The contention was that the auction on 19 21968 was held by a member of the Board of Revenue and that the wording of R.10 clearly indicated that the same officer should conduct the re-auction. The re-auction on 10 41968 was not by a Member of the Board of Revenue but was by an Assistant Excise Commissioner. Since the same officer did not conduct the auction the procedure can be justified, if at all, only on the basis that the Board of Revenue could adopt "any other method" as indicated in the Rule. With reference to the counter-affidavit filed on behalf of the State it was further submitted that the position taken up by the State also is that it was "any other method" that was adopted. But this provision in the rule, that any other method may be adopted, it was contended is had because it amounts to delegation by a delegate.
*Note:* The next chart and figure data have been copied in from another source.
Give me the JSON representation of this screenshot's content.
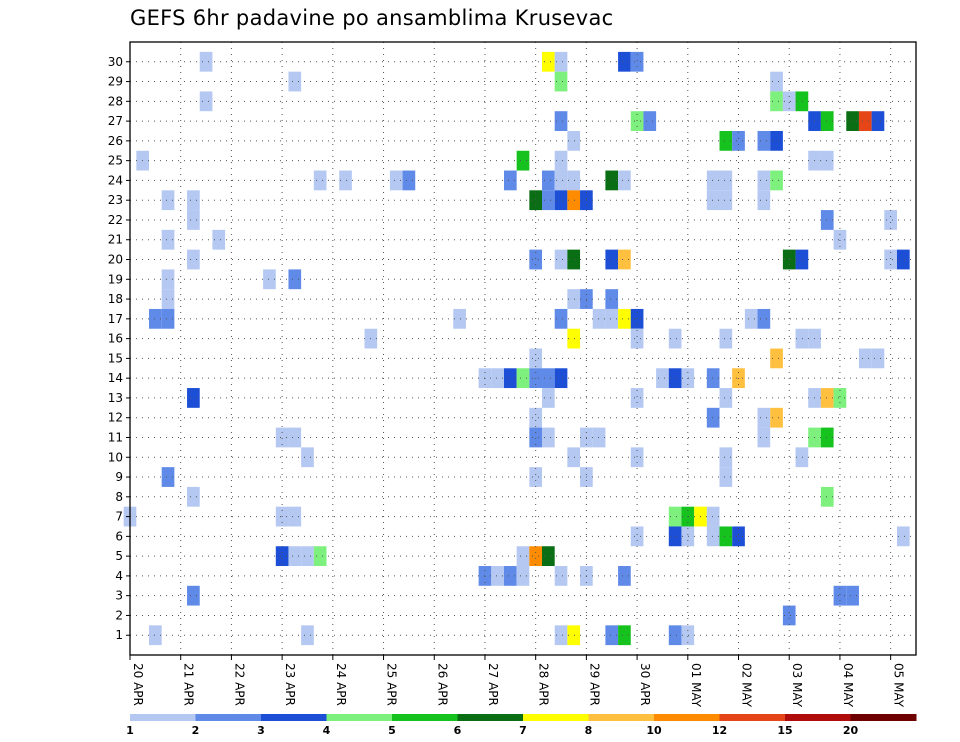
{
  "chart_data": {
    "type": "heatmap",
    "title": "GEFS 6hr padavine po ansamblima Krusevac",
    "xlabel": "",
    "ylabel": "",
    "x_range": [
      0,
      61
    ],
    "y_range": [
      0,
      30
    ],
    "x_ticks": [
      {
        "label": "20 APR",
        "step": 0
      },
      {
        "label": "21 APR",
        "step": 4
      },
      {
        "label": "22 APR",
        "step": 8
      },
      {
        "label": "23 APR",
        "step": 12
      },
      {
        "label": "24 APR",
        "step": 16
      },
      {
        "label": "25 APR",
        "step": 20
      },
      {
        "label": "26 APR",
        "step": 24
      },
      {
        "label": "27 APR",
        "step": 28
      },
      {
        "label": "28 APR",
        "step": 32
      },
      {
        "label": "29 APR",
        "step": 36
      },
      {
        "label": "30 APR",
        "step": 40
      },
      {
        "label": "01 MAY",
        "step": 44
      },
      {
        "label": "02 MAY",
        "step": 48
      },
      {
        "label": "03 MAY",
        "step": 52
      },
      {
        "label": "04 MAY",
        "step": 56
      },
      {
        "label": "05 MAY",
        "step": 60
      }
    ],
    "y_ticks": [
      1,
      2,
      3,
      4,
      5,
      6,
      7,
      8,
      9,
      10,
      11,
      12,
      13,
      14,
      15,
      16,
      17,
      18,
      19,
      20,
      21,
      22,
      23,
      24,
      25,
      26,
      27,
      28,
      29,
      30
    ],
    "grid": true,
    "color_scale": {
      "labels": [
        "1",
        "2",
        "3",
        "4",
        "5",
        "6",
        "7",
        "8",
        "10",
        "12",
        "15",
        "20"
      ],
      "colors": [
        "#b5c8f2",
        "#5f8ae8",
        "#1c4fd6",
        "#7df07d",
        "#16c21e",
        "#0a6e14",
        "#ffff00",
        "#ffc040",
        "#ff8c00",
        "#e64518",
        "#b00c0c",
        "#6e0000"
      ]
    },
    "cells": [
      [
        6,
        30,
        0
      ],
      [
        33,
        30,
        6
      ],
      [
        34,
        30,
        0
      ],
      [
        39,
        30,
        2
      ],
      [
        40,
        30,
        1
      ],
      [
        34,
        29,
        3
      ],
      [
        13,
        29,
        0
      ],
      [
        51,
        29,
        0
      ],
      [
        6,
        28,
        0
      ],
      [
        51,
        28,
        3
      ],
      [
        52,
        28,
        0
      ],
      [
        53,
        28,
        4
      ],
      [
        34,
        27,
        1
      ],
      [
        40,
        27,
        3
      ],
      [
        41,
        27,
        1
      ],
      [
        54,
        27,
        2
      ],
      [
        55,
        27,
        4
      ],
      [
        57,
        27,
        5
      ],
      [
        58,
        27,
        9
      ],
      [
        59,
        27,
        2
      ],
      [
        35,
        26,
        0
      ],
      [
        47,
        26,
        4
      ],
      [
        48,
        26,
        1
      ],
      [
        50,
        26,
        1
      ],
      [
        51,
        26,
        2
      ],
      [
        1,
        25,
        0
      ],
      [
        31,
        25,
        4
      ],
      [
        34,
        25,
        0
      ],
      [
        54,
        25,
        0
      ],
      [
        55,
        25,
        0
      ],
      [
        15,
        24,
        0
      ],
      [
        17,
        24,
        0
      ],
      [
        21,
        24,
        0
      ],
      [
        22,
        24,
        1
      ],
      [
        30,
        24,
        1
      ],
      [
        33,
        24,
        1
      ],
      [
        34,
        24,
        0
      ],
      [
        35,
        24,
        0
      ],
      [
        38,
        24,
        5
      ],
      [
        39,
        24,
        0
      ],
      [
        46,
        24,
        0
      ],
      [
        47,
        24,
        0
      ],
      [
        50,
        24,
        0
      ],
      [
        51,
        24,
        3
      ],
      [
        3,
        23,
        0
      ],
      [
        5,
        23,
        0
      ],
      [
        32,
        23,
        5
      ],
      [
        33,
        23,
        1
      ],
      [
        34,
        23,
        2
      ],
      [
        35,
        23,
        8
      ],
      [
        36,
        23,
        2
      ],
      [
        46,
        23,
        0
      ],
      [
        47,
        23,
        0
      ],
      [
        50,
        23,
        0
      ],
      [
        5,
        22,
        0
      ],
      [
        55,
        22,
        1
      ],
      [
        60,
        22,
        0
      ],
      [
        3,
        21,
        0
      ],
      [
        7,
        21,
        0
      ],
      [
        56,
        21,
        0
      ],
      [
        5,
        20,
        0
      ],
      [
        32,
        20,
        1
      ],
      [
        34,
        20,
        0
      ],
      [
        35,
        20,
        5
      ],
      [
        38,
        20,
        2
      ],
      [
        39,
        20,
        7
      ],
      [
        52,
        20,
        5
      ],
      [
        53,
        20,
        2
      ],
      [
        60,
        20,
        0
      ],
      [
        61,
        20,
        2
      ],
      [
        3,
        19,
        0
      ],
      [
        11,
        19,
        0
      ],
      [
        13,
        19,
        1
      ],
      [
        3,
        18,
        0
      ],
      [
        35,
        18,
        0
      ],
      [
        36,
        18,
        1
      ],
      [
        38,
        18,
        1
      ],
      [
        2,
        17,
        1
      ],
      [
        3,
        17,
        1
      ],
      [
        26,
        17,
        0
      ],
      [
        34,
        17,
        1
      ],
      [
        37,
        17,
        0
      ],
      [
        38,
        17,
        0
      ],
      [
        39,
        17,
        6
      ],
      [
        40,
        17,
        2
      ],
      [
        49,
        17,
        0
      ],
      [
        50,
        17,
        1
      ],
      [
        19,
        16,
        0
      ],
      [
        35,
        16,
        6
      ],
      [
        40,
        16,
        0
      ],
      [
        43,
        16,
        0
      ],
      [
        47,
        16,
        0
      ],
      [
        53,
        16,
        0
      ],
      [
        54,
        16,
        0
      ],
      [
        32,
        15,
        0
      ],
      [
        51,
        15,
        7
      ],
      [
        58,
        15,
        0
      ],
      [
        59,
        15,
        0
      ],
      [
        28,
        14,
        0
      ],
      [
        29,
        14,
        0
      ],
      [
        30,
        14,
        2
      ],
      [
        31,
        14,
        3
      ],
      [
        32,
        14,
        1
      ],
      [
        33,
        14,
        1
      ],
      [
        34,
        14,
        2
      ],
      [
        42,
        14,
        0
      ],
      [
        43,
        14,
        2
      ],
      [
        44,
        14,
        0
      ],
      [
        46,
        14,
        1
      ],
      [
        48,
        14,
        7
      ],
      [
        5,
        13,
        2
      ],
      [
        33,
        13,
        0
      ],
      [
        40,
        13,
        0
      ],
      [
        47,
        13,
        0
      ],
      [
        54,
        13,
        0
      ],
      [
        55,
        13,
        7
      ],
      [
        56,
        13,
        3
      ],
      [
        32,
        12,
        0
      ],
      [
        46,
        12,
        1
      ],
      [
        50,
        12,
        0
      ],
      [
        51,
        12,
        7
      ],
      [
        12,
        11,
        0
      ],
      [
        13,
        11,
        0
      ],
      [
        32,
        11,
        1
      ],
      [
        33,
        11,
        0
      ],
      [
        36,
        11,
        0
      ],
      [
        37,
        11,
        0
      ],
      [
        50,
        11,
        0
      ],
      [
        54,
        11,
        3
      ],
      [
        55,
        11,
        4
      ],
      [
        14,
        10,
        0
      ],
      [
        35,
        10,
        0
      ],
      [
        40,
        10,
        0
      ],
      [
        47,
        10,
        0
      ],
      [
        53,
        10,
        0
      ],
      [
        3,
        9,
        1
      ],
      [
        32,
        9,
        0
      ],
      [
        36,
        9,
        0
      ],
      [
        47,
        9,
        0
      ],
      [
        5,
        8,
        0
      ],
      [
        55,
        8,
        3
      ],
      [
        0,
        7,
        0
      ],
      [
        12,
        7,
        0
      ],
      [
        13,
        7,
        0
      ],
      [
        43,
        7,
        3
      ],
      [
        44,
        7,
        4
      ],
      [
        45,
        7,
        6
      ],
      [
        46,
        7,
        0
      ],
      [
        40,
        6,
        0
      ],
      [
        43,
        6,
        2
      ],
      [
        44,
        6,
        0
      ],
      [
        46,
        6,
        0
      ],
      [
        47,
        6,
        4
      ],
      [
        48,
        6,
        2
      ],
      [
        61,
        6,
        0
      ],
      [
        12,
        5,
        2
      ],
      [
        13,
        5,
        0
      ],
      [
        14,
        5,
        0
      ],
      [
        15,
        5,
        3
      ],
      [
        31,
        5,
        0
      ],
      [
        32,
        5,
        8
      ],
      [
        33,
        5,
        5
      ],
      [
        28,
        4,
        1
      ],
      [
        29,
        4,
        0
      ],
      [
        30,
        4,
        1
      ],
      [
        31,
        4,
        0
      ],
      [
        34,
        4,
        0
      ],
      [
        36,
        4,
        0
      ],
      [
        39,
        4,
        1
      ],
      [
        5,
        3,
        1
      ],
      [
        56,
        3,
        1
      ],
      [
        57,
        3,
        1
      ],
      [
        52,
        2,
        1
      ],
      [
        2,
        1,
        0
      ],
      [
        14,
        1,
        0
      ],
      [
        34,
        1,
        0
      ],
      [
        35,
        1,
        6
      ],
      [
        38,
        1,
        1
      ],
      [
        39,
        1,
        4
      ],
      [
        43,
        1,
        1
      ],
      [
        44,
        1,
        0
      ]
    ]
  }
}
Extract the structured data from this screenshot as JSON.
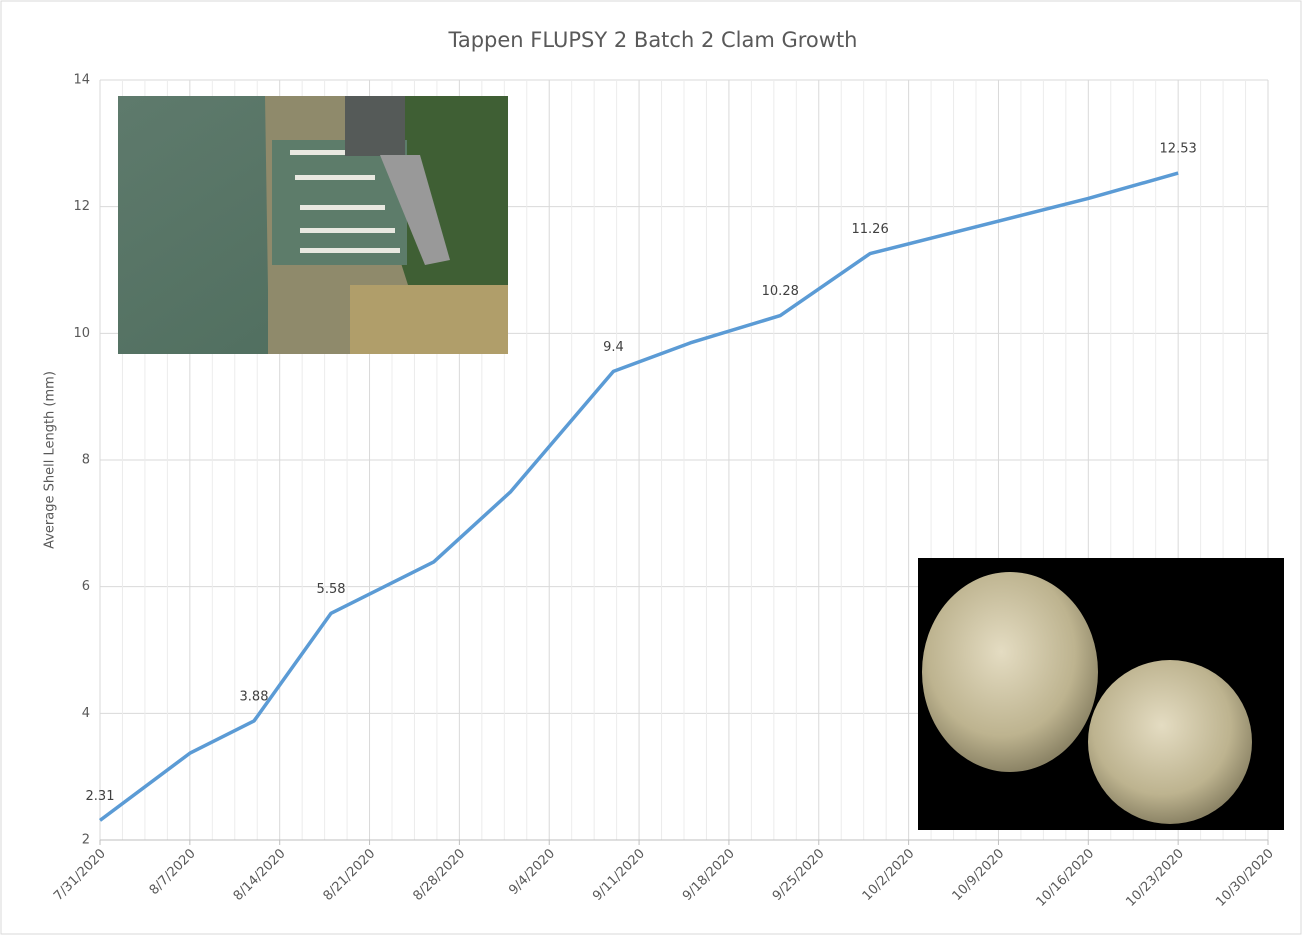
{
  "chart_data": {
    "type": "line",
    "title": "Tappen FLUPSY 2 Batch 2 Clam Growth",
    "y_label": "Average Shell Length (mm)",
    "x": [
      "7/31/2020",
      "8/7/2020",
      "8/12/2020",
      "8/18/2020",
      "8/26/2020",
      "9/1/2020",
      "9/9/2020",
      "9/15/2020",
      "9/22/2020",
      "9/29/2020",
      "10/16/2020",
      "10/23/2020"
    ],
    "series": [
      {
        "name": "Average Shell Length",
        "color": "#5b9bd5",
        "values": [
          2.31,
          3.37,
          3.88,
          5.58,
          6.39,
          7.5,
          9.4,
          9.85,
          10.28,
          11.26,
          12.13,
          12.53
        ],
        "value_labels": [
          "2.31",
          null,
          "3.88",
          "5.58",
          null,
          null,
          "9.4",
          null,
          "10.28",
          "11.26",
          null,
          "12.53"
        ]
      }
    ],
    "xlim": [
      "7/31/2020",
      "10/30/2020"
    ],
    "xticks": [
      "7/31/2020",
      "8/7/2020",
      "8/14/2020",
      "8/21/2020",
      "8/28/2020",
      "9/4/2020",
      "9/11/2020",
      "9/18/2020",
      "9/25/2020",
      "10/2/2020",
      "10/9/2020",
      "10/16/2020",
      "10/23/2020",
      "10/30/2020"
    ],
    "ylim": [
      2,
      14
    ],
    "yticks": [
      2,
      4,
      6,
      8,
      10,
      12,
      14
    ],
    "grid": true
  }
}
The argument was that the power under S.18A granted to the Government to determine the method of auction, negotiation, or by any other means, is a power already delegated to the Government by the Legislature and the Government cannot delegate the power to another to determine the method. This question also, we think, we are not called upon to decide, because notwithstanding the specific contention raised by the State, we feel that the method adopted in this case is not "other method" but the same method, namely, auction. The fact that the auction was not held by the same individual or the same officer who conducted the first auction does not matter because the auction, as is clear from the preamble to the notification, can be conducted either by the Board of Revenue or by any officer authorised by the Government or by the Board of Revenue. There is no case that the second auction was conducted by an officer who had not been authorised by the Board of Revenue. The contention that R.10 has not been complied with cannot therefore stand. In the light of the above, we dismiss the Original Petition. We direct the parties to bear their respective costs.